E. coli (blue colonies) measured in Pepperell Branch
in March 2010

SOS and CHEWUP monitors strategized on a sampling plan and conducted their first watershed blitz in January 2007, monitoring 26 sites in the two watersheds. Five years later, blitz sampling has grown to 40 sites on Saugahatchee and Chewacla creeks and their key tributaries.

During SOS’s annual meeting in December 2011, AWW staffer, Eric Reutebuch, presented an overview of the 2011 Bacteria Blitz results (click here to view the Powerpoint). The 2011 sampling plan had

Volunteer monitor sites during 2011 bacteria blitz sampling (click for enlarged image)

expanded by five additional sample sites on the Pepperell Branch in Opelika. This sampling was added as a part of the implementation of an ADEM-funded watershed management plan, the Saugahatchee Watershed Management Plan (SWaMP) that targets reduction of nonpoint source pollution to clean up the creek. Since Pepperell Branch was added to ADEM’s 303(d) list of polluted streams in 2010 because of excess pathogens, more intensive sampling of this tributary was proposed to aid in quantifying and sourcing bacteria contamination as a part of SWaMP implementation. Interestingly, of the 40 sites sampled in 2011, exactly half (20) were in the Saugahatchee Watershed and the other half were in the Chewacla Watershed (which was unplanned, based solely on volunteer monitor concern and effort).

Summaries of results were presented for the four seasonal bacteria blitzes in both tabular and map formats (see Powerpoint). A total of 45 “hits” (E. coli levels of 200 per 100 milliliters of water or higher) were measured out of 138 samples measured during 2011 blitz efforts (15 of the 45 hits were in the “red zone” – greater than 600 E. coli per 100 milliliters of water, which is unsafe for human contact; 30 were in the “yellow zone” – 200 to 600 E. coli per 100 milliliters of water, which is the maximum allowable level for infrequent human contact).

Total 2011 hits broken out by stream indicated that the two streams 303(d)-listed for pathogens, Parkerson Mill and Pepperell Branch, had the highest levels and occurrences of E. coli contamination (11 and 10 hits respectively).
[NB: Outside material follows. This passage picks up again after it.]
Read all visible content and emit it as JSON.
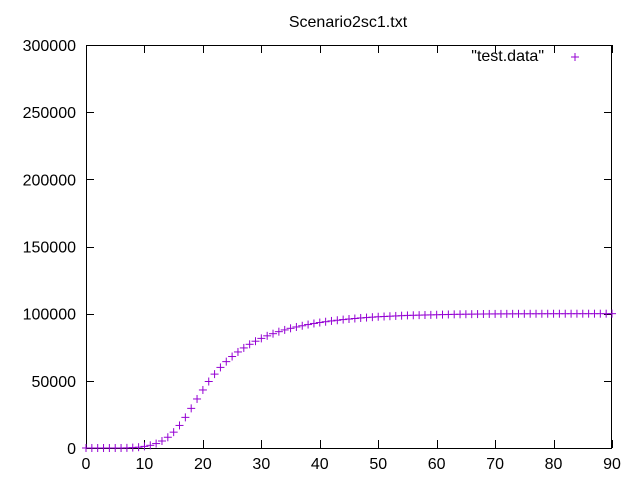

The following graph is a priority ranking of sampled streams based on occurrence of E. coli hits measured by the SOS and CHEWUP water monitors (red portion of bars indicate hits of E. coli greater than 600/100 milliliters of water; yellow portion of bars indicate hits of E. coli in the 200-600/100 milliliter of water range):

Click here for larger graph

As seen above, the two 303(d)-listed streams (based on presence of excessive pathogens) were the highest priority streams (had the greatest number of E. coli hits) based on the 2011 citizen bacteria blitz data.
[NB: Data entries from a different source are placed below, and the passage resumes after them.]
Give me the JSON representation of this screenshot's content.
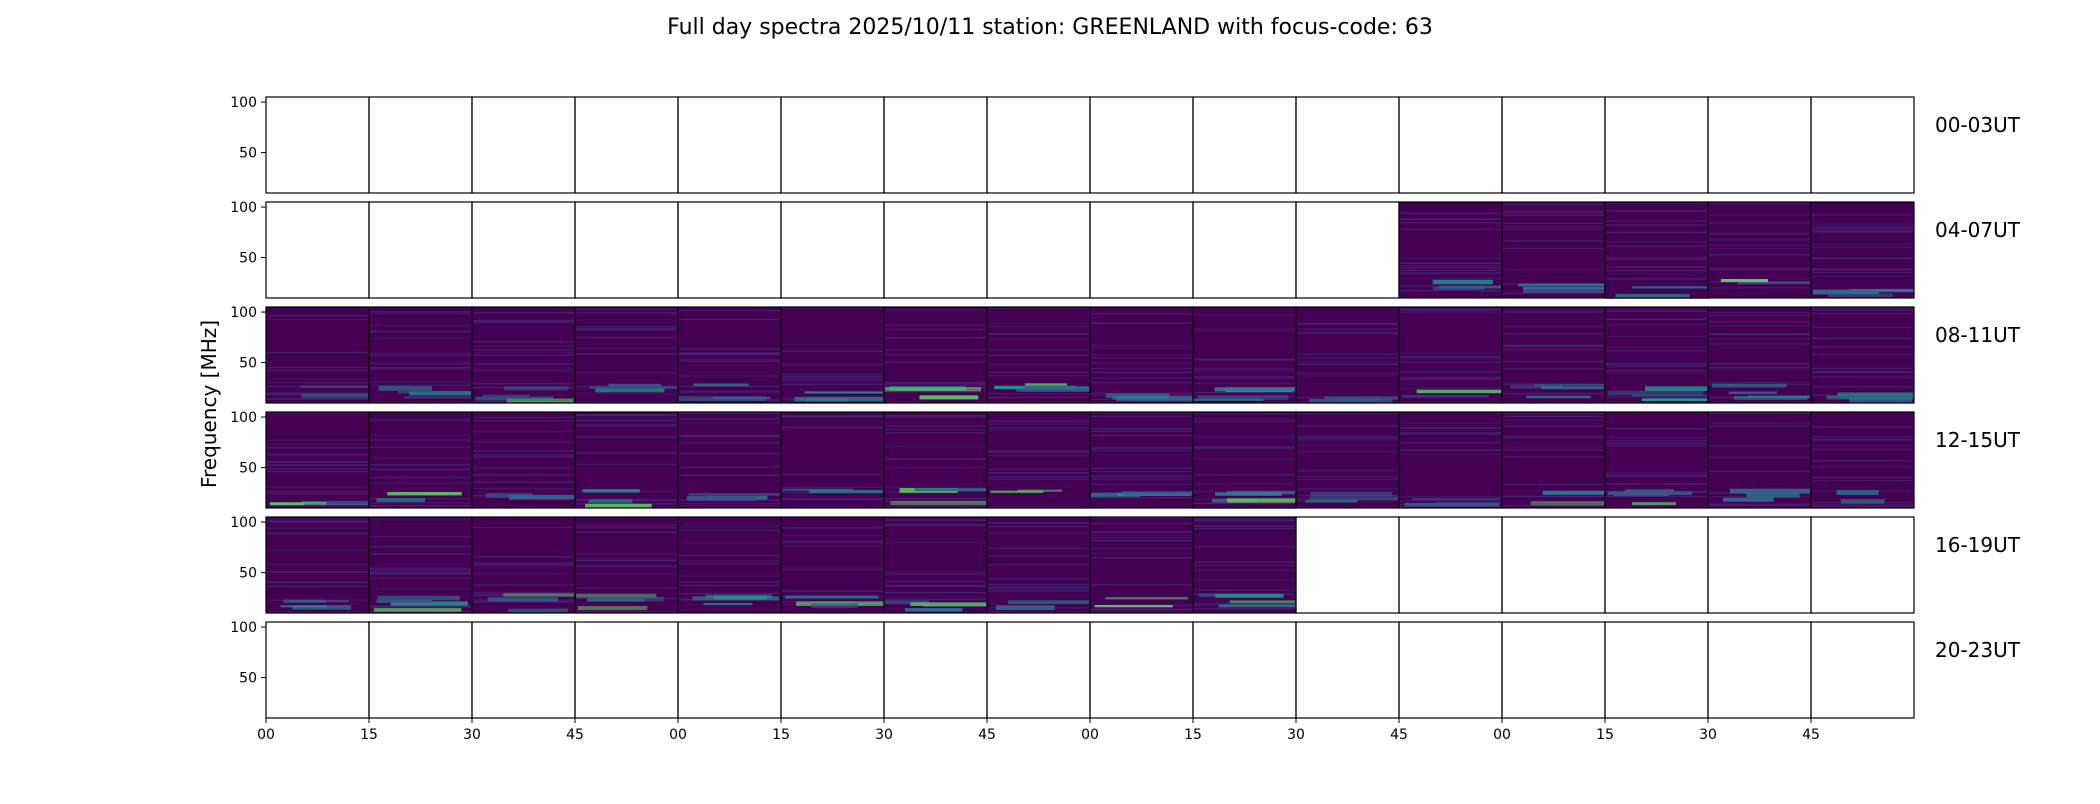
{
  "chart_data": {
    "type": "heatmap",
    "title": "Full day spectra 2025/10/11 station: GREENLAND with focus-code: 63",
    "ylabel": "Frequency [MHz]",
    "xlabel": "",
    "ylim": [
      10,
      105
    ],
    "yticks": [
      50,
      100
    ],
    "xticks": [
      "00",
      "15",
      "30",
      "45",
      "00",
      "15",
      "30",
      "45",
      "00",
      "15",
      "30",
      "45",
      "00",
      "15",
      "30",
      "45"
    ],
    "colormap": "viridis",
    "colors": {
      "background": "#440154",
      "mid": "#3b528b",
      "high": "#21918c",
      "peak": "#5ec962"
    },
    "panels_per_row": 16,
    "rows": [
      {
        "label": "00-03UT",
        "filled": [
          0,
          0,
          0,
          0,
          0,
          0,
          0,
          0,
          0,
          0,
          0,
          0,
          0,
          0,
          0,
          0
        ]
      },
      {
        "label": "04-07UT",
        "filled": [
          0,
          0,
          0,
          0,
          0,
          0,
          0,
          0,
          0,
          0,
          0,
          1,
          1,
          1,
          1,
          1
        ]
      },
      {
        "label": "08-11UT",
        "filled": [
          1,
          1,
          1,
          1,
          1,
          1,
          1,
          1,
          1,
          1,
          1,
          1,
          1,
          1,
          1,
          1
        ]
      },
      {
        "label": "12-15UT",
        "filled": [
          1,
          1,
          1,
          1,
          1,
          1,
          1,
          1,
          1,
          1,
          1,
          1,
          1,
          1,
          1,
          1
        ]
      },
      {
        "label": "16-19UT",
        "filled": [
          1,
          1,
          1,
          1,
          1,
          1,
          1,
          1,
          1,
          1,
          0,
          0,
          0,
          0,
          0,
          0
        ]
      },
      {
        "label": "20-23UT",
        "filled": [
          0,
          0,
          0,
          0,
          0,
          0,
          0,
          0,
          0,
          0,
          0,
          0,
          0,
          0,
          0,
          0
        ]
      }
    ]
  }
}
Examples of long-term trends in bacteria concentrations in select streams were presented to show more intensive sampling done by some of the local volunteer monitors, and to emphasize that these data and graphs can be accessed and explored via the AWW homepage (www.alabamawaterwatch.org, click on WATER DATA).

In conclusion:

  1. The mainstem of Saugahatchee Creek was not heavily contaminated with E. coli, contamination occurred mostly in a tributary, the Pepperell Branch.
  2. Volunteer water quality data in the two watersheds, the Saugahatchee and Chewacla watersheds, grew from zero in 1996 to 5,250 records in December 2011.
  3. As a result of volunteer water monitoring, sewage contamination problems in both Auburn and Opelika have been sourced and fixed.
  4. Collaborative relationships have developed between citizen monitors and municipal officials, which are crucial for the effective and timely solving of water quality problems.
  5. Auburn-area efforts serve as an inspirational success story to motivate others toward watershed stewardship (featured as an AWW SUCCESS STORY – see AWW’s homepage).
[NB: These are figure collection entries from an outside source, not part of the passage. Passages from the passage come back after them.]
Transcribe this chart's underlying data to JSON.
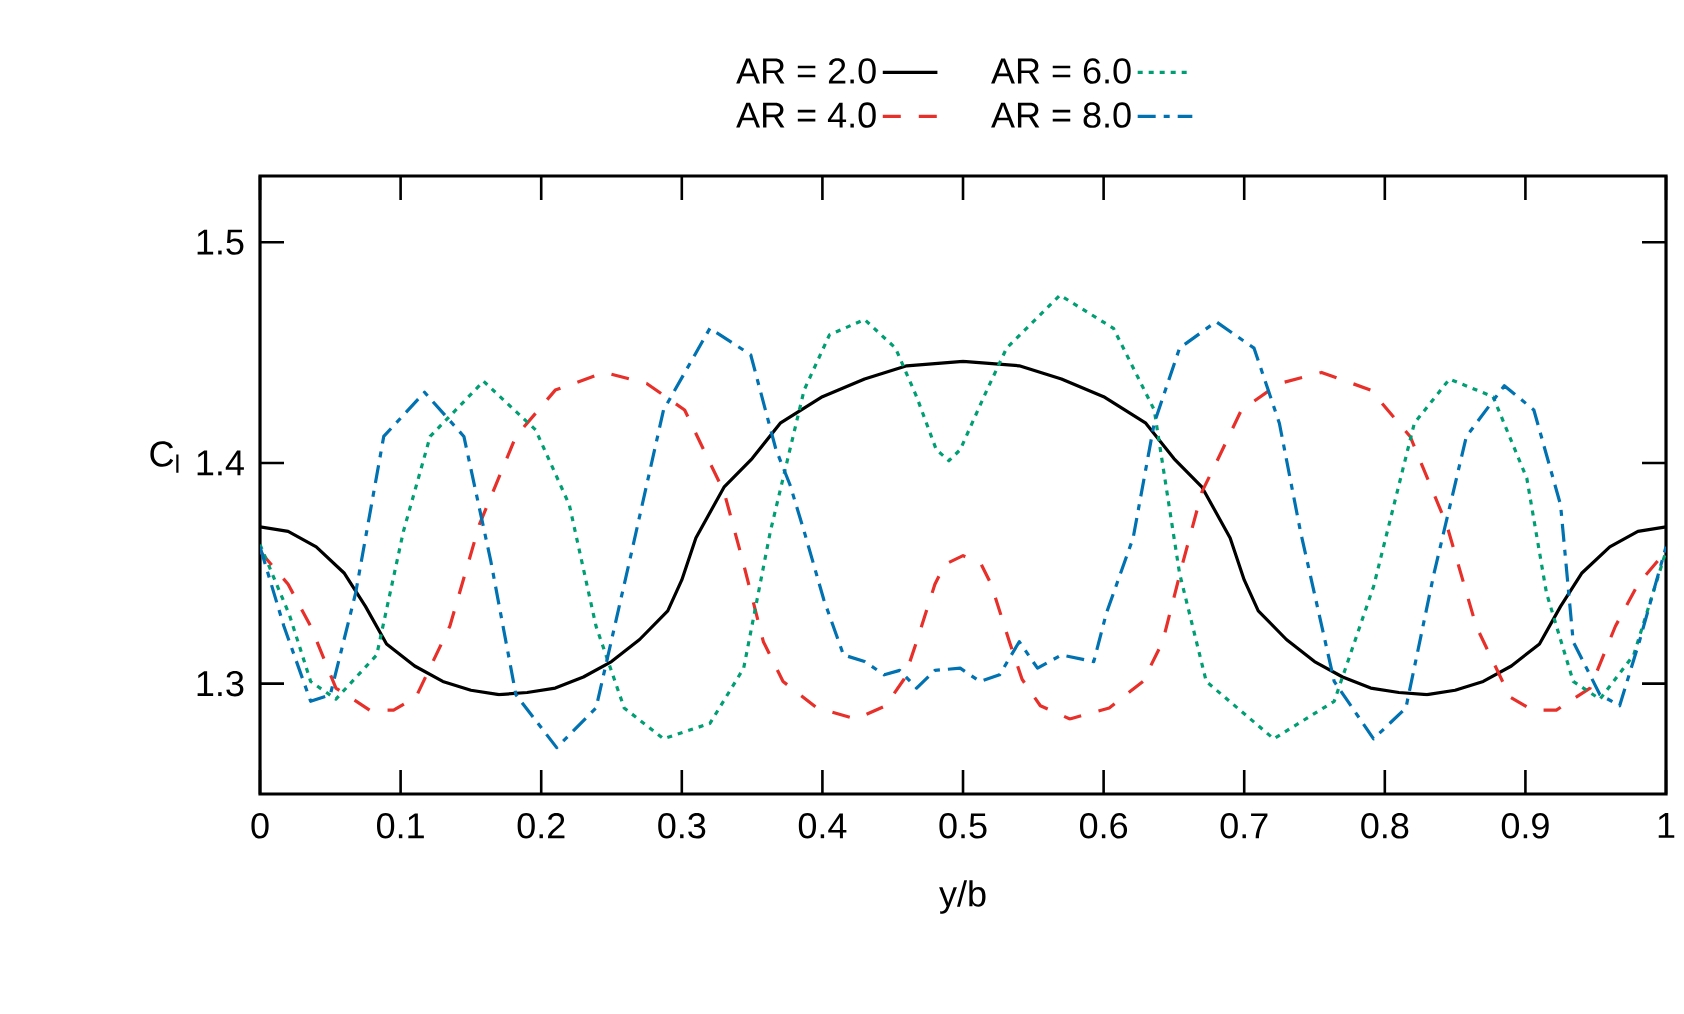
{
  "chart_data": {
    "type": "line",
    "xlabel": "y/b",
    "ylabel": "C$_{l}$",
    "xlim": [
      0,
      1
    ],
    "ylim": [
      1.25,
      1.53
    ],
    "xticks": [
      0,
      0.1,
      0.2,
      0.3,
      0.4,
      0.5,
      0.6,
      0.7,
      0.8,
      0.9,
      1
    ],
    "yticks": [
      1.3,
      1.4,
      1.5
    ],
    "grid": false,
    "legend": "top",
    "marker": "none",
    "series": [
      {
        "name": "AR = 2.0",
        "color": "#000000",
        "line_style": "solid",
        "x": [
          0,
          0.02,
          0.04,
          0.06,
          0.075,
          0.09,
          0.11,
          0.13,
          0.15,
          0.17,
          0.19,
          0.21,
          0.23,
          0.25,
          0.27,
          0.29,
          0.3,
          0.31,
          0.33,
          0.35,
          0.37,
          0.4,
          0.43,
          0.46,
          0.5,
          0.54,
          0.57,
          0.6,
          0.63,
          0.65,
          0.67,
          0.69,
          0.7,
          0.71,
          0.73,
          0.75,
          0.77,
          0.79,
          0.81,
          0.83,
          0.85,
          0.87,
          0.89,
          0.91,
          0.925,
          0.94,
          0.96,
          0.98,
          1
        ],
        "values": [
          1.371,
          1.369,
          1.362,
          1.35,
          1.335,
          1.318,
          1.308,
          1.301,
          1.297,
          1.295,
          1.296,
          1.298,
          1.303,
          1.31,
          1.32,
          1.333,
          1.347,
          1.366,
          1.389,
          1.402,
          1.418,
          1.43,
          1.438,
          1.444,
          1.446,
          1.444,
          1.438,
          1.43,
          1.418,
          1.402,
          1.389,
          1.366,
          1.347,
          1.333,
          1.32,
          1.31,
          1.303,
          1.298,
          1.296,
          1.295,
          1.297,
          1.301,
          1.308,
          1.318,
          1.335,
          1.35,
          1.362,
          1.369,
          1.371
        ]
      },
      {
        "name": "AR = 4.0",
        "color": "#e8302a",
        "line_style": "dashed",
        "x": [
          0,
          0.02,
          0.036,
          0.054,
          0.078,
          0.095,
          0.111,
          0.135,
          0.156,
          0.182,
          0.21,
          0.245,
          0.275,
          0.302,
          0.32,
          0.33,
          0.344,
          0.358,
          0.372,
          0.396,
          0.424,
          0.445,
          0.458,
          0.467,
          0.48,
          0.487,
          0.5,
          0.513,
          0.52,
          0.533,
          0.542,
          0.555,
          0.576,
          0.604,
          0.628,
          0.642,
          0.656,
          0.67,
          0.68,
          0.698,
          0.725,
          0.755,
          0.79,
          0.818,
          0.844,
          0.865,
          0.889,
          0.905,
          0.922,
          0.946,
          0.964,
          0.98,
          1
        ],
        "values": [
          1.36,
          1.345,
          1.326,
          1.298,
          1.288,
          1.288,
          1.294,
          1.326,
          1.372,
          1.412,
          1.433,
          1.441,
          1.436,
          1.424,
          1.4,
          1.387,
          1.354,
          1.319,
          1.301,
          1.289,
          1.284,
          1.29,
          1.302,
          1.319,
          1.345,
          1.354,
          1.358,
          1.354,
          1.345,
          1.319,
          1.302,
          1.29,
          1.284,
          1.289,
          1.301,
          1.319,
          1.354,
          1.387,
          1.4,
          1.424,
          1.436,
          1.441,
          1.433,
          1.412,
          1.372,
          1.326,
          1.294,
          1.288,
          1.288,
          1.298,
          1.326,
          1.345,
          1.36
        ]
      },
      {
        "name": "AR = 6.0",
        "color": "#009e73",
        "line_style": "dotted",
        "x": [
          0,
          0.021,
          0.036,
          0.054,
          0.083,
          0.102,
          0.121,
          0.159,
          0.196,
          0.22,
          0.239,
          0.259,
          0.287,
          0.32,
          0.344,
          0.363,
          0.387,
          0.405,
          0.43,
          0.452,
          0.467,
          0.481,
          0.49,
          0.498,
          0.517,
          0.531,
          0.569,
          0.607,
          0.636,
          0.654,
          0.673,
          0.721,
          0.764,
          0.792,
          0.821,
          0.846,
          0.877,
          0.901,
          0.915,
          0.934,
          0.953,
          0.977,
          1
        ],
        "values": [
          1.363,
          1.331,
          1.301,
          1.293,
          1.313,
          1.369,
          1.412,
          1.437,
          1.415,
          1.381,
          1.326,
          1.289,
          1.275,
          1.282,
          1.307,
          1.369,
          1.433,
          1.458,
          1.465,
          1.452,
          1.43,
          1.406,
          1.401,
          1.406,
          1.433,
          1.452,
          1.476,
          1.461,
          1.424,
          1.35,
          1.301,
          1.275,
          1.292,
          1.344,
          1.418,
          1.438,
          1.43,
          1.393,
          1.341,
          1.301,
          1.293,
          1.313,
          1.36
        ]
      },
      {
        "name": "AR = 8.0",
        "color": "#0072b2",
        "line_style": "dashdot",
        "x": [
          0,
          0.017,
          0.036,
          0.05,
          0.068,
          0.088,
          0.117,
          0.145,
          0.164,
          0.182,
          0.211,
          0.239,
          0.263,
          0.287,
          0.32,
          0.349,
          0.367,
          0.377,
          0.387,
          0.401,
          0.415,
          0.43,
          0.444,
          0.455,
          0.467,
          0.48,
          0.498,
          0.512,
          0.526,
          0.54,
          0.553,
          0.57,
          0.593,
          0.602,
          0.621,
          0.636,
          0.654,
          0.68,
          0.707,
          0.725,
          0.74,
          0.764,
          0.792,
          0.815,
          0.835,
          0.858,
          0.885,
          0.906,
          0.925,
          0.934,
          0.953,
          0.967,
          0.981,
          1
        ],
        "values": [
          1.362,
          1.326,
          1.292,
          1.295,
          1.341,
          1.412,
          1.432,
          1.412,
          1.356,
          1.295,
          1.271,
          1.289,
          1.356,
          1.424,
          1.461,
          1.449,
          1.406,
          1.39,
          1.369,
          1.338,
          1.313,
          1.31,
          1.304,
          1.306,
          1.298,
          1.306,
          1.307,
          1.301,
          1.304,
          1.319,
          1.307,
          1.313,
          1.31,
          1.332,
          1.366,
          1.418,
          1.452,
          1.464,
          1.452,
          1.418,
          1.369,
          1.301,
          1.275,
          1.289,
          1.35,
          1.412,
          1.435,
          1.424,
          1.381,
          1.319,
          1.295,
          1.29,
          1.319,
          1.362
        ]
      }
    ]
  }
}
Watershed monitoring and pollution resolution was accomplished through the efforts of both SOS and CHEWUP volunteer monitors, through training and backstopping provided to volunteers by AWW, through funding provided by grants from ADEM and the World Wildlife Fund, and through collaboration with municipal officials in the cities of Auburn and Opelika – thanks to all for making this part of Alabama a better place to live!